No cabe duda de que este es un artista de importancia en el arte cubano, un pintor esencial para el Caribe, para el arte latinoamericano en su totalidad, y hasta para el Tercer Mundo. Lam, como su oricha favorito, Eleguá, nos abrió puerta, nos descubrió caminos. Su obra, más que la síntesis del mestizaje esencial de nuestro mundo, representa, como antítesis a esa tesis, nuestra africanía, rasgo tan frecuentemente negado por los defensores de la tesis de una hispanofilia desmedida y por los que defienden un indigenismo a veces absurdo, un taínismo o neotaínismo a ultranza y que muchas veces sirve solo para negar nuestras raíces culturales y biológicas negras. Recordemos que Lam mismo era una síntesis racial caribeña – chino, negro, español – y que su vida fue un intento constante de asimilar el mundo completo, a pesar de su marcado interés en recalcar sus raíces africanas.
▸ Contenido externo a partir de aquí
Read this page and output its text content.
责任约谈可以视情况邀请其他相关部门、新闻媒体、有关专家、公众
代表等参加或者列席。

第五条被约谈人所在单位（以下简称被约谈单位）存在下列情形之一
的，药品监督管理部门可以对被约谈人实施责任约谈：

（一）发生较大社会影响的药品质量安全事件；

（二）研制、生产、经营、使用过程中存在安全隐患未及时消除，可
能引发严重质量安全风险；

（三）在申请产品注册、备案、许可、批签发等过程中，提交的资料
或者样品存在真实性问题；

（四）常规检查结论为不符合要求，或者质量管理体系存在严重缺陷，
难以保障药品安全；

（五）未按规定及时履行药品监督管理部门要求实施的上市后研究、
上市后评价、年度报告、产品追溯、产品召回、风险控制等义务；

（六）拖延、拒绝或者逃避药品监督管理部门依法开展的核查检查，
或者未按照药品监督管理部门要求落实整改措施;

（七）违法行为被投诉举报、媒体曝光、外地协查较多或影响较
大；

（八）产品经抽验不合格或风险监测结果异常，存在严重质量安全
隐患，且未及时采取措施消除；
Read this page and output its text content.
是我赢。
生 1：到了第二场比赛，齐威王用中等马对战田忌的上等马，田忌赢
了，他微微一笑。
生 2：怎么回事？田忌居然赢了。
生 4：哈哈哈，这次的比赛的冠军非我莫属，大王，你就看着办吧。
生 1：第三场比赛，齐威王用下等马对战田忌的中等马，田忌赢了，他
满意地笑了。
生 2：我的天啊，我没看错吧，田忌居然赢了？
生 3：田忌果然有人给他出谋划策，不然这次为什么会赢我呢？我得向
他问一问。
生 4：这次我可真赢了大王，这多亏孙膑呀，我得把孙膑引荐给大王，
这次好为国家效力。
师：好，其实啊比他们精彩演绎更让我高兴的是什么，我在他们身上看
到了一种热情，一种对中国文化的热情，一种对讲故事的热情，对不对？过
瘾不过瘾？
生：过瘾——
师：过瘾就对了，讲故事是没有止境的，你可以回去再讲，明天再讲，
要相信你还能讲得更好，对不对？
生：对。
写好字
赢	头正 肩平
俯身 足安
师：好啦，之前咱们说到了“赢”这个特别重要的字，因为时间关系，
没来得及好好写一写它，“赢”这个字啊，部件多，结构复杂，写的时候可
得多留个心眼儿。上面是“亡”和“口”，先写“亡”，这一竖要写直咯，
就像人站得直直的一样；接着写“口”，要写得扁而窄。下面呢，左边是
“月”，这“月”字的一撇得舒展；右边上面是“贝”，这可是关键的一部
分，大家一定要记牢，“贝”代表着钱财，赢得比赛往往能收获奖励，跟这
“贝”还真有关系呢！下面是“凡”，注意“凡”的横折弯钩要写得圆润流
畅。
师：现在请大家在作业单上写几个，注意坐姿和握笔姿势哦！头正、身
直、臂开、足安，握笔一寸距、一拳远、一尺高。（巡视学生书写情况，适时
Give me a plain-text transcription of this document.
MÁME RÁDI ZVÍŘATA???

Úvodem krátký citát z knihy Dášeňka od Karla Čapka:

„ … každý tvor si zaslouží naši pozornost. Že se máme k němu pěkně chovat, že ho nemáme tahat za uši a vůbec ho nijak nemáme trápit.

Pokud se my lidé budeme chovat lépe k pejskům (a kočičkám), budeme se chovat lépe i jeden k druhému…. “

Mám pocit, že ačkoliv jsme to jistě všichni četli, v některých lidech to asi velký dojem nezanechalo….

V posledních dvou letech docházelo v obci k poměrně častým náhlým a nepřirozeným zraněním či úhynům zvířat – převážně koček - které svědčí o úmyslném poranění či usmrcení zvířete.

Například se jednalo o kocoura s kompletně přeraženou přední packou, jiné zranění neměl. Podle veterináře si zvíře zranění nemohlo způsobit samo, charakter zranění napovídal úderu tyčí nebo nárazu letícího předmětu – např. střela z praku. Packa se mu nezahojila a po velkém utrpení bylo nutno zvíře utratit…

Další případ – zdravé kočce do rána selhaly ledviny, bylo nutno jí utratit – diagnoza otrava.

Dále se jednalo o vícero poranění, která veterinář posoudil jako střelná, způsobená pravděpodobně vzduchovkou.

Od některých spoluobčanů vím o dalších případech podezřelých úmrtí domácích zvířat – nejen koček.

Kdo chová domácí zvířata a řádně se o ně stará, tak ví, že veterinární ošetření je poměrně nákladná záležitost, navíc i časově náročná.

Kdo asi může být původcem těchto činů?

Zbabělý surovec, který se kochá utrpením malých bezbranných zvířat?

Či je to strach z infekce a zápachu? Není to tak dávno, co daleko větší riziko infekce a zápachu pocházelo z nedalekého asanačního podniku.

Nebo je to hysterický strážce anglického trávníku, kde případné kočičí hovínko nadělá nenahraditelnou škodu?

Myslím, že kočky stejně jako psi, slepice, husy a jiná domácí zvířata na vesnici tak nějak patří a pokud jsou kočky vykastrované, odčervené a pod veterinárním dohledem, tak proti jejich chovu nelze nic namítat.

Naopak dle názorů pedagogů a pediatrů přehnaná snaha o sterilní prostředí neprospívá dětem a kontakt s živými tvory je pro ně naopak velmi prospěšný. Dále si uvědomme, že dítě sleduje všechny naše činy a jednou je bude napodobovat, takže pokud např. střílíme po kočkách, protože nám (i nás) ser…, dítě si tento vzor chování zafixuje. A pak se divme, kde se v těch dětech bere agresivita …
Sabemos que Lam no fue creyente en la santería; tampoco lo soy. Pero tanto él como yo reconocemos que en nuestro complejo mundo mestizo no se ha tomado en consideración como se merece el elemento neoafricano. En ese sentido tanto él, especialmente él, como yo somos fieles hijos de Eleguá. Por ello mismo me desvié de la ruta de Tuscaloosa a Gainesville y me detuve en Atlanta para ver una problemática pero reveladora exposición de su obra. Por ello le doy gracias a Eleguá por abrirnos las puertas de esta exhibición de ese otro Eleguá, Wifredo Lam.